This is an archived article that was published on sltrib.com in 2017, and information in the article may be outdated. It is provided only for personal research purposes and may not be reprinted.

Utah's economy continued to hum along at nearly twice the nation's pace in job creation in February, adding 45,700 positions over a 12-month period.

That 3.3 percent growth rate far outdistanced the U.S. employment expansion of 1.7 percent and left the state with 1,445,000 nonfarm jobs.

Unemployment remained steady from January at 3.1 percent.

"Utah's monthly labor market indicators continue to show the economy operating at or near full employment," said Carrie Mayne, chief economist at the state Department of Workforce Services.

Companies in the trade, transportation and utilities industries added the most jobs from February 2016 to last month — 11,500, a 4.3 percent increase.

The professional and business services sector was next in line, led by the waste management and remediation industry, with 8,200 new positions, up 4.2 percent over a year earlier.

Employment in the education and health services sector also continued to expand. That sector added 7,200 jobs in the last year, with ambulatory health care services accounting for 2,800 of those positions.

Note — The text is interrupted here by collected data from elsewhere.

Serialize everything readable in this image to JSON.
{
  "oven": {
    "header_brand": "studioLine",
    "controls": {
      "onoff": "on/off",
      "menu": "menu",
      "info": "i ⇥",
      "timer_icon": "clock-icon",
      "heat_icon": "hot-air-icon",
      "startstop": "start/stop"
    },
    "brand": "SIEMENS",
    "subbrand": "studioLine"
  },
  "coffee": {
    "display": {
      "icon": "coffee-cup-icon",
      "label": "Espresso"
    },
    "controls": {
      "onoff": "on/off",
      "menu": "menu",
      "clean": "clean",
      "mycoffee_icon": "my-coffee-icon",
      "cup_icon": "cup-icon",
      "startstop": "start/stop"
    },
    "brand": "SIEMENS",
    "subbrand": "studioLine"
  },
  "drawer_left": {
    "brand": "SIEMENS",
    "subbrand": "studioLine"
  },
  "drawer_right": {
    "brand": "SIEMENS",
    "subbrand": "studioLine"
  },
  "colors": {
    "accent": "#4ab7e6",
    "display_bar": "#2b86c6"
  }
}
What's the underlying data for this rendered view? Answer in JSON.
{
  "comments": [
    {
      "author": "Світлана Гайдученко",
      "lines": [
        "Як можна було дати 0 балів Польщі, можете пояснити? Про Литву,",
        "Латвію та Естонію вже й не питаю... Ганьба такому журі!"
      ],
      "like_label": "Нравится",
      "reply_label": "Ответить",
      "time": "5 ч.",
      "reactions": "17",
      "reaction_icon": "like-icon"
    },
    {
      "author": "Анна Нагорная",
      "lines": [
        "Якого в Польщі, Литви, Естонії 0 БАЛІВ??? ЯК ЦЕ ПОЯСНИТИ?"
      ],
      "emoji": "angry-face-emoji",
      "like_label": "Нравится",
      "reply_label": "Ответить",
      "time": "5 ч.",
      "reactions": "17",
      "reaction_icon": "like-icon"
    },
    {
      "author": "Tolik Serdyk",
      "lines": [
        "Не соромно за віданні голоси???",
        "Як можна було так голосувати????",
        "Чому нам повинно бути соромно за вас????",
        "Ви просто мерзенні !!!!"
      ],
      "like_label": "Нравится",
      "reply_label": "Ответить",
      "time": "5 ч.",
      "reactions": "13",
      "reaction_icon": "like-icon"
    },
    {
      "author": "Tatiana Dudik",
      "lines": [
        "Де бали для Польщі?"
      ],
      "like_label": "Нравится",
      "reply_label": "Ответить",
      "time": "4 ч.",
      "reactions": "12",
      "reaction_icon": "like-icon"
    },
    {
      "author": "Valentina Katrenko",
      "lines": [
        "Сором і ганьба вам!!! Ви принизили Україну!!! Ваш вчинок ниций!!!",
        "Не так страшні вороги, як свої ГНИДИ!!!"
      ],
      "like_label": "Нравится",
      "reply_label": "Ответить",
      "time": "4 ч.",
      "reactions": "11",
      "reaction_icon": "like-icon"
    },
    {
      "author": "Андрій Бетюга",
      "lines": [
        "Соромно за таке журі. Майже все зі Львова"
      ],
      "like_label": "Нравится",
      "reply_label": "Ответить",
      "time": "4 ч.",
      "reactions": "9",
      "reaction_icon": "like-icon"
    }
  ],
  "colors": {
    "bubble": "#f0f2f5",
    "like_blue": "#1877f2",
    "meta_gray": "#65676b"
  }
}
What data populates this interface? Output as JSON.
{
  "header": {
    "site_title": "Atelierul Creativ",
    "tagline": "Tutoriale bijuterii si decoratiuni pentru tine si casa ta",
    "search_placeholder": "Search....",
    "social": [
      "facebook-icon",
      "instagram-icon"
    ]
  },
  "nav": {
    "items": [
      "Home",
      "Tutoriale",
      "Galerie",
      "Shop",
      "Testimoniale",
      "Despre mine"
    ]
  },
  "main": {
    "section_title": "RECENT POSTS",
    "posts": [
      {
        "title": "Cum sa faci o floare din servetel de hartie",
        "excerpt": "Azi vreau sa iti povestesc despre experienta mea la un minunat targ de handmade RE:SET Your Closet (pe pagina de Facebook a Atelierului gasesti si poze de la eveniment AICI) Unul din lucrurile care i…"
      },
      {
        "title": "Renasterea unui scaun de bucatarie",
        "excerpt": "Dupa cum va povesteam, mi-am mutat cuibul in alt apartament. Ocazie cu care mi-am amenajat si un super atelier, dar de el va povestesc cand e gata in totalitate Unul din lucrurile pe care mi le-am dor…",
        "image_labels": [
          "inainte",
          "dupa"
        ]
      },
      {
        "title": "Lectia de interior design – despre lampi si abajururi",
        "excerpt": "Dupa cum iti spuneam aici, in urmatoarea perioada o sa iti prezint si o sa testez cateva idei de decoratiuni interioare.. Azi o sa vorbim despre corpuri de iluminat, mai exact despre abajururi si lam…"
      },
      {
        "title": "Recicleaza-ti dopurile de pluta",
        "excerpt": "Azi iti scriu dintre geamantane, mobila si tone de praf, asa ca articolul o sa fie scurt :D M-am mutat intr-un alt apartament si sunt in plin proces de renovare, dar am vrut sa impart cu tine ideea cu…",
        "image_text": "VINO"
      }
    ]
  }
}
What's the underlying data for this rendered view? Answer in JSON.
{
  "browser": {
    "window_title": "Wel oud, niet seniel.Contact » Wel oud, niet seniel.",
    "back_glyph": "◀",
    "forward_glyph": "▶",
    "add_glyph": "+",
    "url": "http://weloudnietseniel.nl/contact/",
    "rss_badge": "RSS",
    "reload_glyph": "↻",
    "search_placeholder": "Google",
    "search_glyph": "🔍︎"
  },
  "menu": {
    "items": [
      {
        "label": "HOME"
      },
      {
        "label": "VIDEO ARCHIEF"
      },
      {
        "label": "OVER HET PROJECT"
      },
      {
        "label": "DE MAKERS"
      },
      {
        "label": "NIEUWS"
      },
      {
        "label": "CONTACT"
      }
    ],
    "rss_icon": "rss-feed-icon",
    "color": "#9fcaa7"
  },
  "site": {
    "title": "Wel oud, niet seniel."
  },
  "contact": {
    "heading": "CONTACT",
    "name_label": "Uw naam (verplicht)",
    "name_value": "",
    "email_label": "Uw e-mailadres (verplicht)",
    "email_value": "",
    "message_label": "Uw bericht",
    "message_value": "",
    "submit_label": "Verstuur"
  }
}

On the down side, the number of jobs in energy and natural resources production fell 9.1 percent year over the past year, or about 900 positions.

For the first time in several months, however, energy and natural resources wasn't the only sector with negative numbers. The information sector lost 600 people between the Februarys, with two-thirds of those involving work in motion picture and sound recording, according to Workforce Services.